Help with concurrent test automation
prof_braino
Posts: 4,313
We having some trouble with handling automation for concurrent tests.
Four Telnet sessions are connected to four cogs. The output from each serial terminal directed to a console (the default serial connection on pins 30 & 31).
When multiple terminals are open and commands are executed the results are send to the console for logging. The since the cogs are running at slightly different times compared to the PC, the results from each terminal session may arrive at the PC in a different order each time. This causes a complication, as our check is whether or not the current run log file is identical to the previous run's log file. Anything not identical must be checked manually for errors. Having to manually check something that is correct just not in the same order, defeats the point of automated testing.

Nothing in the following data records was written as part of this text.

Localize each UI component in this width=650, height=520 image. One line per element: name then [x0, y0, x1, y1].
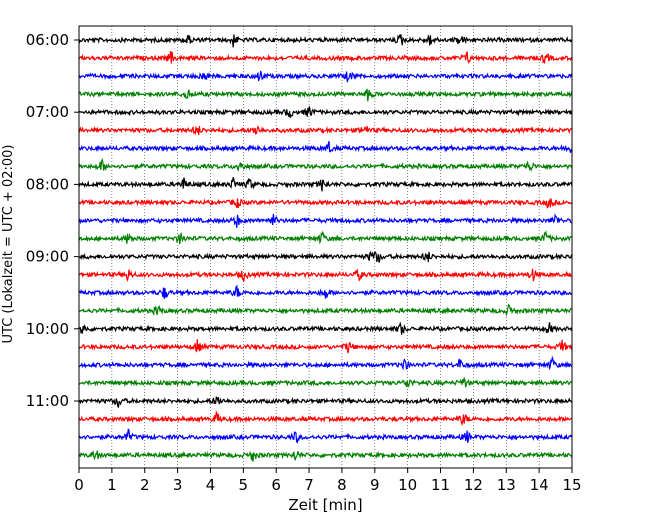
trace-0930: [78, 284, 573, 299]
trace-0600: [78, 34, 573, 48]
y-tick-label: 10:00: [26, 320, 69, 338]
x-tick-label: 10: [398, 476, 417, 494]
x-tick-label: 11: [431, 476, 450, 494]
trace-0830: [78, 213, 573, 228]
x-tick-label: 9: [370, 476, 380, 494]
y-tick-label: 09:00: [26, 248, 69, 266]
plot-frame: [78, 25, 573, 469]
x-tick-label: 13: [497, 476, 516, 494]
x-tick-label: 5: [239, 476, 249, 494]
x-axis-ticks: 0 1 2 3 4 5 6 7 8 9 10 11 12 13 14 15: [74, 468, 582, 494]
trace-0815: [78, 198, 573, 209]
y-tick-label: 06:00: [26, 31, 69, 49]
trace-1100: [78, 395, 573, 408]
x-tick-label: 1: [107, 476, 117, 494]
trace-0615: [78, 51, 573, 64]
x-tick-label: 4: [206, 476, 216, 494]
trace-1130: [78, 428, 573, 444]
trace-0900: [78, 250, 573, 263]
y-tick-label: 08:00: [26, 175, 69, 193]
x-tick-label: 6: [271, 476, 281, 494]
y-tick-label: 07:00: [26, 103, 69, 121]
x-tick-label: 14: [530, 476, 549, 494]
trace-0645: [78, 88, 573, 102]
trace-1045: [78, 376, 573, 388]
trace-0915: [78, 268, 572, 282]
seismic-traces: [78, 34, 573, 462]
trace-0845: [78, 229, 573, 245]
y-tick-label: 11:00: [26, 392, 69, 410]
trace-0700: [78, 106, 573, 118]
trace-0715: [78, 125, 573, 136]
x-tick-label: 8: [337, 476, 347, 494]
trace-0800: [78, 177, 573, 192]
trace-0745: [78, 157, 573, 172]
x-axis-label: Zeit [min]: [288, 496, 362, 514]
x-tick-label: 0: [74, 476, 84, 494]
x-tick-label: 3: [173, 476, 183, 494]
y-axis-label: UTC (Lokalzeit = UTC + 02:00): [1, 145, 16, 344]
trace-1015: [78, 339, 573, 354]
trace-0730: [78, 141, 573, 153]
trace-1030: [78, 355, 572, 371]
trace-0945: [78, 303, 573, 317]
y-axis-ticks: 06:00 07:00 08:00 09:00 10:00 11:00: [26, 31, 79, 410]
x-tick-label: 15: [562, 476, 581, 494]
trace-1115: [78, 410, 573, 427]
trace-1145: [78, 449, 573, 462]
x-tick-label: 7: [304, 476, 314, 494]
trace-0630: [78, 70, 573, 83]
x-tick-label: 12: [464, 476, 483, 494]
trace-1000: [78, 321, 573, 335]
x-tick-label: 2: [140, 476, 150, 494]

We think we want to get the concurrent tests to respond in the same order every time. Any ideas or suggestions?
Four Telnet sessions are connected to four cogs. The output from each serial terminal directed to a console (the default serial connection on pins 30 & 31).
When multiple terminals are open and commands are executed the results are send to the console for logging. The since the cogs are running at slightly different times compared to the PC, the results from each terminal session may arrive at the PC in a different order each time. This causes a complication, as our check is whether or not the current run log file is identical to the previous run's log file. Anything not identical must be checked manually for errors. Having to manually check something that is correct just not in the same order, defeats the point of automated testing.
We think we want to get the concurrent tests to respond in the same order every time. Any ideas or suggestions?
Comments
Thanks for the input. That might be an option, but it would be a bunch of extra work. We would have to (artificially) decide on an order, then massage the data until it fits. This would quickly become hard to maintain, so we are looking for some other approach.
What we want is the system to respond in whatever order the system wants, but make sure that it always happens the same way of its own accord until something changes it, rather than force it to become that order.
This is kind of a toughie.
A little clarification and an example would be helpful. It sounds like you are saying that you want the system to always respond in the same order as it did initially. If this is the case you could store the initial order of the cogs, buffer the data, and send it out in that order.
The test automation works is built around the idea that the identical software will produce identical results each time it is executed. Each time we add 2 + 5 and log the result, it will be 7. When we print hex 61 the result logged will always be "a", etc. Executing an entire test suite will produce an identical log. The check is simple, we just cjeck it the log file is a character by character match with last time. Anything that is not an exact match is flagged for manual checking. When a change is made sop the software, certain changes will be expected in the logfiles (the first time), and any unexpected changed are analyzed for correctness.
This works really well, we just have to recognize that some items are always going to be different and figure a way to work with this. For example, time stamps will always be different each run. The state of undefined pins will be different. So we can divide the test into sections where the execution result (always identical) are in one section and the time stamp, etc is in a different section, so its easy to tell where non-identical bits are an error and when they are acceptable.
The problem gets a little more interesting with the concurrency tests. We have four terminals open one each to cogs 1, 2, 3, and 4. When the stack overflow test (for example) is executed (on all four cogs at the same time), the error message is sent to the main console terminal on cog 6, since cogs 1 through 4 don't have logging and/or are unable to output due to the error condition being tested. So far so good. What is the issue is that the terminal responses may come back (on cog 6) in a different order each time, depending on when in the round robin the test is launched. Even though the results may be correct for each terminal, being out of order makes the simple "identical check" fail, and the section is flagged for manual user evaluation. Not a huge issue, but the point of the automated test it to let us skip over the stuff that behaves as expected. The concurrent test results are "right" but in a different sequence, which is entirely expected and correct. The goal is to have the automation ONLY flag items that are not as expected, we need to keep operator intervetion to zero if there is no error.
As we do more concurrency tests, the issue becomes a bigger deal. We could bite the bullet and do it manually, or write code to do filtering, or make the test smarter, but anything we write is another items that needs to be maintained and is prone to errors. Right now, the tests do not have anything that is not already part of the kernel generation process. Its just scripts and logging as are used in the kernel generation process to run more scripts and logging.
The goal is to find a way to structure what we're doing so we don't need to support code beyond the tests themselves. The challenge is keeping it simple while getting the job done, through design.
We may have to add an ID to each message to show which cog was the issuer, and log these in separate files. This would solve the order issue, but would increase the complexity of the code and slow down the messages. This might be a last resort.
Is there a nicer way?